Just when you thought it was safe to look at children’s-TV news again, here comes this: Kevin Clash, the puppeteer who has animated Elmo on Sesame Street for 28 years, has resigned from Sesame Workshop because of the “distraction” of underage-sex charges against him.

This comes a week after one young man made, then recanted, accusations that Clash began a sexual relationship with him when he was 16. (Clash acknowledged the relationship but said it took place later, when his accuser was of the age of consent.) Now a second accuser has reportedly come forth, saying Clash had sex with him in the early ’90s when he was 15.

Sesame Workshop released a statement Tuesday:

Sesame Workshop’s mission is to harness the educational power of media to help all children the world over reach their highest potential. Kevin Clash has helped us achieve that mission for 28 years, and none of us, especially Kevin, want anything to divert our attention from our focus on serving as a leading educational organization. Unfortunately, the controversy surrounding Kevin’s personal life has become a distraction that none of us want, and he has concluded that he can no longer be effective in his job and has resigned from Sesame Street. This is a sad day for Sesame Street.

With the charges last week, I wrote that the case “is, as sex scandals sometimes are, poised on the cusp of legally actionable and none of our damn business… If his lover was under the age of consent, that’s a matter for the law.
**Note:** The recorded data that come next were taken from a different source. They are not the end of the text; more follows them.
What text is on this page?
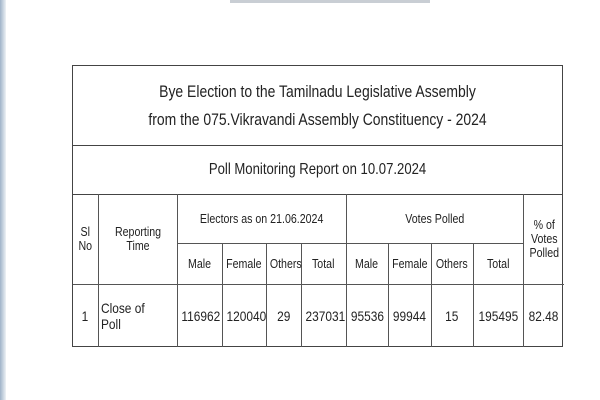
Bye Election to the Tamilnadu Legislative Assembly
from the 075.Vikravandi Assembly Constituency - 2024
Poll Monitoring Report on 10.07.2024
Sl No	Reporting Time	Electors as on 21.06.2024				Votes Polled				% of Votes Polled
		Male	Female	Others	Total	Male	Female	Others	Total	
1	Close of Poll	116962	120040	29	237031	95536	99944	15	195495	82.48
If he was over—whatever you personally think of middle-aged guys dating young men (or women)—it’s between them.” With another accusation in the news, I can only say that the same goes double.  Someone who’s been having illegal sex with underage lovers shouldn’t be working on a children’s program (and can’t reasonably expect to keep any job as a public TV figure). And for someone who’s innocent to have to resign because the accusations are just too “distracting”–or damaging for p.r. and business–is an injustice.

Not knowing which is the truth, I can only say that this is, for certain, really depressing.

Well, that, and one more thing: Elmo, unsurprisingly, will continue on as a Sesame Street character (Clash was not the first Elmo and replacing puppet or animation voices is not a new practice). But I’ve already been seeing speculation that sales of Elmo-related merchandise may suffer from the controversy. That idea only makes this more depressing.

As a parent, I get that the connection between a small child and the voice and image of a beloved character is intimate. (Conversely, I know from experience there are many, many reasons to avoid the loud, baby-talking furball that have nothing to do with anyone’s sex life.) But the operative word here is character. Small kids have a relationship with Elmo, not his unseen puppeteer. And parents, as grown-ups, should be able to distinguish between actor and character, reality and fiction, just as we do all the time with movie actors. The idea that parents would deprive their kids of a character because it now makes them feel icky—anymore than they would boycott Alice in Wonderland because of past allegations about Lewis Carroll, say—boggles my mind. (Likewise the idea that an Elmo toy or video suddenly becomes more or less wholesome depending on the employment status of the person moving his mouth.)

Think what you want about this whole sordid, sad situation. But come on, people; let’s leave the Muppet out of it.